2. The Apartment (1960). This film was full of surprises for me and, while it is very dated now, it’s somehow still relevant. I think this was the first Billy Wilder film I saw and certainly the first time I had seen Fred MacMurray in a darker role (I was used to seeing him on My Three Sons and in Disney films). I also finally understood why Jack Lemmon and Shirley MacLaine were stars.

3. The Day the Earth Stood Still (1951). Sure, Gort looks pretty non-threatening to today’s viewers, but the brilliance in this film is the script. It’s solid sci-fi and serves as a great overview of Cold War paranoia.

4. The Italian Job (1969). OK, so this was technically released the year I was born, but I’m confident that it was made before I was born and there’s no way I would have seen it in the theatre. There is so much brilliance in this film — Michael Caine is in fine form, the sequence with the Minis was brilliantly coordinated, and the ending? That’s just movie gold. The “remake” from 2003 is a pathetic shadow of this movie and should be avoided at all costs.

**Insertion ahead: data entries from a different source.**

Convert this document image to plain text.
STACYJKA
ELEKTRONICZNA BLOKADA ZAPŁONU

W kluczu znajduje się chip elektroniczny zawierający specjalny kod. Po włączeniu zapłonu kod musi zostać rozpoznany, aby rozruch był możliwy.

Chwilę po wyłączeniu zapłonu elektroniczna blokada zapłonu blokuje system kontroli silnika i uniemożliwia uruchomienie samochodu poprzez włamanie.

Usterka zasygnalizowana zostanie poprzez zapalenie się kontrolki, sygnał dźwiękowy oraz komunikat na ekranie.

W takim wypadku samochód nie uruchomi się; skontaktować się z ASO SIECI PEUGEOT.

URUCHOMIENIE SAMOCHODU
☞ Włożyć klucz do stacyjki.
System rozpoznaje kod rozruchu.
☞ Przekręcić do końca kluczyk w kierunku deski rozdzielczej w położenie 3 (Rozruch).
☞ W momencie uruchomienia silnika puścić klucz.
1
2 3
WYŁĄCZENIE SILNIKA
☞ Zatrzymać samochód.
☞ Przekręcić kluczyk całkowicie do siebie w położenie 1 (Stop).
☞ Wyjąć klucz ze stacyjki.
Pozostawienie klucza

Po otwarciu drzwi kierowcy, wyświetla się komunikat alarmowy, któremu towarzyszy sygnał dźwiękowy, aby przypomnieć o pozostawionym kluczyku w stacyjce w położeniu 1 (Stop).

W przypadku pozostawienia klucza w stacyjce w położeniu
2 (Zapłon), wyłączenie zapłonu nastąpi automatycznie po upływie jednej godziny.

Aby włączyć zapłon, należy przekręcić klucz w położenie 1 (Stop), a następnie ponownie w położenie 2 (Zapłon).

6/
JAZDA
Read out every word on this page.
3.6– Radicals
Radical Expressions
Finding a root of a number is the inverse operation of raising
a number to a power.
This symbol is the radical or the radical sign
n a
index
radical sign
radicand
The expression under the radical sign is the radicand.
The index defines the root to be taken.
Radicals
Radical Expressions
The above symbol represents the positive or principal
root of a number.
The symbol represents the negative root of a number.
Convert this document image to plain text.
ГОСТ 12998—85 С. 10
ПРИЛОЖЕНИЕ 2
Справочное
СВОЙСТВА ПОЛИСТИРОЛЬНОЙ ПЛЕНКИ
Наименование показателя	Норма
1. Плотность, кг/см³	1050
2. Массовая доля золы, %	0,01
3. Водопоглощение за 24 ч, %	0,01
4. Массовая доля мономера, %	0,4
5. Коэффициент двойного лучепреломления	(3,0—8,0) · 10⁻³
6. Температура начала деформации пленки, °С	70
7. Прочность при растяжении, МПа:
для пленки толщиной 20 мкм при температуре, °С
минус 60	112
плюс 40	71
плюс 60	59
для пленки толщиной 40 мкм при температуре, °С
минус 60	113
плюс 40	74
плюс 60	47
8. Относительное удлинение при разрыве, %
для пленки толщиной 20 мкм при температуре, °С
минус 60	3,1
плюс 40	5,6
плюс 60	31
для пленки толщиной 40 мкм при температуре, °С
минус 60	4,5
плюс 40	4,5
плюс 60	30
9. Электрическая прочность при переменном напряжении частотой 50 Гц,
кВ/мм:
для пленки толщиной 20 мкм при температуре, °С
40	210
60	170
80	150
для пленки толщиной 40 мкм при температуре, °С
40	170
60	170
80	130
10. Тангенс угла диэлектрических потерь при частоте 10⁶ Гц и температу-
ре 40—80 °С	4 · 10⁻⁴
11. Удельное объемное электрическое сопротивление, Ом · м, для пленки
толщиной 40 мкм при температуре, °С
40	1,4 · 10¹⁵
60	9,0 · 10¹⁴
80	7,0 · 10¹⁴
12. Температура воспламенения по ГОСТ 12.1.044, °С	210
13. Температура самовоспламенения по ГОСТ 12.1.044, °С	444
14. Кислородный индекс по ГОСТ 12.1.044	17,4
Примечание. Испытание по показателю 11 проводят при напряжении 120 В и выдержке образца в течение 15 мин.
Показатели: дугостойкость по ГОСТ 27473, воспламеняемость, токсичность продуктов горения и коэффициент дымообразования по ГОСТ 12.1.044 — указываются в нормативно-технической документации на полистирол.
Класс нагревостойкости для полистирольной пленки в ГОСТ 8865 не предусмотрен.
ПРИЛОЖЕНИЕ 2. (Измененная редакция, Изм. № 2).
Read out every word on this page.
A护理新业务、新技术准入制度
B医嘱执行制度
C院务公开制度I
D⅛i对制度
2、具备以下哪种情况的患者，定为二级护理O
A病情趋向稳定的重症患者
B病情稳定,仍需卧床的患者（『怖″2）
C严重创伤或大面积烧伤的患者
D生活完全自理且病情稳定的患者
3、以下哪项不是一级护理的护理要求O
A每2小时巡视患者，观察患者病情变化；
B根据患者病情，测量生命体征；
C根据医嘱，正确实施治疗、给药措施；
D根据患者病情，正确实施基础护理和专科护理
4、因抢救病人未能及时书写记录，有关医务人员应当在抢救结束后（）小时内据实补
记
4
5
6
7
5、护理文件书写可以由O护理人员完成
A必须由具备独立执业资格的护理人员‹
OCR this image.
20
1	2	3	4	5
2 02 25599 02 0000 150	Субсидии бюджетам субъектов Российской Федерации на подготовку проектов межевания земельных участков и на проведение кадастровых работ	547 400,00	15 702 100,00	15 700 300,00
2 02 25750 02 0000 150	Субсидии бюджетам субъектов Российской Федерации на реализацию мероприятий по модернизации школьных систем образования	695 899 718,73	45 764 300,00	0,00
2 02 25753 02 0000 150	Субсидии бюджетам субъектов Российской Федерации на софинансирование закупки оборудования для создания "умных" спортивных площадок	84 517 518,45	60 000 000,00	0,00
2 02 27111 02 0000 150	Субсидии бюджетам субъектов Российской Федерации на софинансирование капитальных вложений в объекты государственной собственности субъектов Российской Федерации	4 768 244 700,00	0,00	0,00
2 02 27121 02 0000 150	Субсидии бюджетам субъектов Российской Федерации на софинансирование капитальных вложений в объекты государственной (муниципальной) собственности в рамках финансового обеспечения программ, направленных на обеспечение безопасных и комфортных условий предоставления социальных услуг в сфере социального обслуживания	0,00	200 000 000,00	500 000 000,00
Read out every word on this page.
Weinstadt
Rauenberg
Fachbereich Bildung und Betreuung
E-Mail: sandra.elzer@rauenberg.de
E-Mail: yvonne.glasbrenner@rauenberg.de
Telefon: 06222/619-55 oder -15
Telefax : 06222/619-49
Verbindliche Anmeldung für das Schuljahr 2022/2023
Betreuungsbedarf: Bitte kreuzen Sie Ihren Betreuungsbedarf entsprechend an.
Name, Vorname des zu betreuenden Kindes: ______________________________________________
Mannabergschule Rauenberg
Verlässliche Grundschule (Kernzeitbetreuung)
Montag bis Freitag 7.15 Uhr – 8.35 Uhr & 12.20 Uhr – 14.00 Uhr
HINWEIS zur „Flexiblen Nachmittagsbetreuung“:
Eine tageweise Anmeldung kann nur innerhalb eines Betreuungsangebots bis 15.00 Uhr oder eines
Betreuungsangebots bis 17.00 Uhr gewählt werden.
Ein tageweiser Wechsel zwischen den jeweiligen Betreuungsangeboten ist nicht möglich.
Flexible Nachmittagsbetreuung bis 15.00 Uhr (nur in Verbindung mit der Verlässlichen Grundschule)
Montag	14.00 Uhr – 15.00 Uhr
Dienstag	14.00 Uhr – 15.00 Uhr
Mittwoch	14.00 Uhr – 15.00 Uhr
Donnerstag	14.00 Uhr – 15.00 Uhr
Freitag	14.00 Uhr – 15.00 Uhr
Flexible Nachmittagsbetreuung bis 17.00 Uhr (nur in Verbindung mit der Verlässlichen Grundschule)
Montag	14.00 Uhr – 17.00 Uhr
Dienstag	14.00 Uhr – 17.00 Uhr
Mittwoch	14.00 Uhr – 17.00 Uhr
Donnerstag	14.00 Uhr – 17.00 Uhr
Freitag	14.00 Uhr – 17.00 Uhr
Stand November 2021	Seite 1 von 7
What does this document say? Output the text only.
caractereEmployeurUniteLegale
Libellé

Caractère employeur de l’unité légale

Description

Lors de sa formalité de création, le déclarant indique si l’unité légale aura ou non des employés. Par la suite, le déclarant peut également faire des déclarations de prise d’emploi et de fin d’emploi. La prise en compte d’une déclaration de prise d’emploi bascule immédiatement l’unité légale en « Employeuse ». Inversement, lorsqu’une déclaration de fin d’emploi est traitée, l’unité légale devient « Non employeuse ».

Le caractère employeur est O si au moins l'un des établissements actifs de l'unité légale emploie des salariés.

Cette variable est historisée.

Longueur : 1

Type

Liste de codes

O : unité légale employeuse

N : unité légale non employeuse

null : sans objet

5. The Odd Couple (1968). I never watched the TV show so I only begrudgingly bothered to watch this film the first time around. Turns out, it’s hilarious and I frequently quote the characters. Full credit has to be given to Neil Simon’s screenplay at the core of this film but also to the great performances by the lead and supporting cast.

6. Pillow Talk (1959). Possibly the finest example of a screwball romantic comedy with Rock Hudson and Doris Day giving some of their best performances. If you liked Down With Love, this movie is required viewing — several scenes are almost shot-for-shot in homage; the reverse is also true!

7. The Desk Set (1957) Spencer Tracy and Katherine Hepburn spar when a computer is introduced into the fact-checking department at a newspaper. Librarians are still facing off against Google and this movie still makes me giggle for that reason.

8. Mr. Blandings Builds his Dream House (1948). Every time we consider building a house, this movie runs through my head. Cary Grant has an intense job with an ad agency and an apartment full of women so they decide to buy a house in the country. Turns out the house is falling down so they decide to build-to-suit. Despite the laughably low prices for real estate and construction and the rather offensive caricature that is Gussie, the family housekeeper, this movie is very watchable and very funny.

9. Singing in the Rain (1952). I don’t consider myself a fan of musicals, but this is the second one on my list. Debbie Reynolds sparkles and Donald O’Connor cracks me up every time plus it contains some of the most recognizable Hollywood musical songs.

10. Rope (1948). Really tough call between this one and Rear Window (1954); both feature James Stewart in strong Hitchcock films but Rope is just that much darker and that much more masterful. Actually, they make a good double feature if you can handle the tension!